А может, и нет? Что, если бы я продолжала держать его руку? Я теперь не знаю. И буду постоянно об этом думать.
Я смотрю на сверкающее окно с цветными стеклами над алтарем. Устройство кабинки для исповедей позволяет мне видеть все здание с моей наблюдательной точки. Потому что церковь Святого Колумбы сначала была построена без этой кабинки; наверное, раньше не было то ли исповедей, то ли священников, то ли грехов. И кабинку добавили гораздо позже. И она открыта ко всей церкви, лишь между исповедником и грешником висит занавеска. Вообще эта занавеска выглядит ужасно глупо не только потому, что отцу Мунихэму видны все те прихожане, которые идут к нему по проходам между скамьями, но и потому, что он прекрасно знает голоса всех жителей острова, поэтому даже если бы он ослеп, то все равно понял бы, который грех чей. В результате единственная польза от этой занавески та, что можно спокойно ковырять в носу, не оскорбляя этим святого отца… чем и занимается иной раз Джозеф Берингер.

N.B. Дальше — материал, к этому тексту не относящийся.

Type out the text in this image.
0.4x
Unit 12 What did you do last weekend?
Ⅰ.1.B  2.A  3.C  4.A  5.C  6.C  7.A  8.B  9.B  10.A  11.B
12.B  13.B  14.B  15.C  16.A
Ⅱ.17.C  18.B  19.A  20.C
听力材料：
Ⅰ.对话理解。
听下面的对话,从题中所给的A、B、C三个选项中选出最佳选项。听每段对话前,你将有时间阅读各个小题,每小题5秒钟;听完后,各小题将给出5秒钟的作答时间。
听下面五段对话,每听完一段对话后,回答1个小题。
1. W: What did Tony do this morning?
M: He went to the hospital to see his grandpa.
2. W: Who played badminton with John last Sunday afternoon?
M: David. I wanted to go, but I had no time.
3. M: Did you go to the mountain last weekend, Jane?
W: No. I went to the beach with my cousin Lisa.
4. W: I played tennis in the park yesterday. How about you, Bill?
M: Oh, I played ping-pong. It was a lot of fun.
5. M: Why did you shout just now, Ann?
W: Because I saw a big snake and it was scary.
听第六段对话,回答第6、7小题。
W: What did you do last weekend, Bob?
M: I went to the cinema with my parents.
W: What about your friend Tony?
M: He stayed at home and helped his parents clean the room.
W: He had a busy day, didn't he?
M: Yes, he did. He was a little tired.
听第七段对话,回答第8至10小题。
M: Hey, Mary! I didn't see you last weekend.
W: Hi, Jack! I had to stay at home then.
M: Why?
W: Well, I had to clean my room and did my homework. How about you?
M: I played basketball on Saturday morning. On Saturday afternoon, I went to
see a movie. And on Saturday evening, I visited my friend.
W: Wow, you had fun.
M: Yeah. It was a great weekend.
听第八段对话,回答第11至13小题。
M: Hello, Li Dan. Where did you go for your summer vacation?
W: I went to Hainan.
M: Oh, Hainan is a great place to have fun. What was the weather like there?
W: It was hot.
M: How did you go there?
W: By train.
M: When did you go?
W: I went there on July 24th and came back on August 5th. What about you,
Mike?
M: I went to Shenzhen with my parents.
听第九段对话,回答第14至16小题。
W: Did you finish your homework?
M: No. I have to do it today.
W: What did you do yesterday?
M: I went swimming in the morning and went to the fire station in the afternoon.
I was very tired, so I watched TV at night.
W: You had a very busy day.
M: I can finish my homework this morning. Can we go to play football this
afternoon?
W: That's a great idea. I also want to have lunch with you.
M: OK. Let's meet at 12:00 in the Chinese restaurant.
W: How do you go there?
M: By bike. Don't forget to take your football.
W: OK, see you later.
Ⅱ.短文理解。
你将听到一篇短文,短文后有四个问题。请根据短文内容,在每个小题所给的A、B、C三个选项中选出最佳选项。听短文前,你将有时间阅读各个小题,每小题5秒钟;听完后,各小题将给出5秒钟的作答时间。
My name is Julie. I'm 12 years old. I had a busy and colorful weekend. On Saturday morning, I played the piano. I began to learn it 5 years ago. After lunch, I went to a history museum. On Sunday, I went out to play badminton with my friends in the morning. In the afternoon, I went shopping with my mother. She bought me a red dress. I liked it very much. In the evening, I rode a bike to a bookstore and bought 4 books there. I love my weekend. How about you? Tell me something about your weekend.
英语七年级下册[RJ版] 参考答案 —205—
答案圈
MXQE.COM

Теперь отец Мунихэм слегка сердится.
— Знаешь, Кэт, мне это кажется эгоистичным. Ты наделяешь слишком большой силой то, что, в конце концов, всего лишь твоя рука.
— Но вы же сами постоянно говорите, что Бог действует через нас. Может, Он хотел, чтобы я там оставалась и продолжала его держать?
На несколько мгновений по другую сторону занавески воцаряется молчание.
Наконец отец Мунихэм говорит:
— Не каждая рука может быть проводником чуда. Иначе мы бы просто боялись прикасаться к чему бы то ни было. Ты чувствовала зов, призывающий тебя остаться рядом с ним? Нет? Ну так перестань терзаться, отбрось свое чувство вины.
Ну да, как будто чувство вины — это нечто такое, что я могла бы завернуть в вощеную бумагу и оставить за дверью для Паффин. Я откидываюсь на спинку стула и смотрю на потолок церкви.
— И еще я очень злюсь на своего брата, — добавляю я. — А ведь гнев — это грех.
Но тут же я вспоминаю, что Бог и сам иногда пылал праведным гневом, и ничего, все считают это правильным. И начинаю думать, что мне тоже дано право гневаться на Гэйба из-за его решения уехать с острова, а потому, может быть, это вовсе и не грех.
— И почему ты гневаешься на него?
Я стираю со щеки слезу. Это весьма коварная слеза, потому что я ведь даже не почувствовала, как она выскользнула из моего глаза.
— Потому что он бросает нас, и даже без какой-то серьезной причины. А я ничего не могу изменить.
Отец Мунихэм бормочет:
— Габриэль…
Ну конечно, он прекрасно понимает, которого из братьев я имею в виду.
Несколько долгих минут отец Мунихэм молчит, давая мне возможность поплакать. Оранжевый и голубой свет, сочащийся сквозь окно с витражом, падает на мои руки, закрывающие лицо. В церкви очень тихо. Наконец я отираю щеки рукавом блузки.
Занавеска слегка колышется, и я вижу руку отца Мунихэма, который протягивает мне носовой платок. Я беру его, как следует вытираю лицо, и рука исчезает.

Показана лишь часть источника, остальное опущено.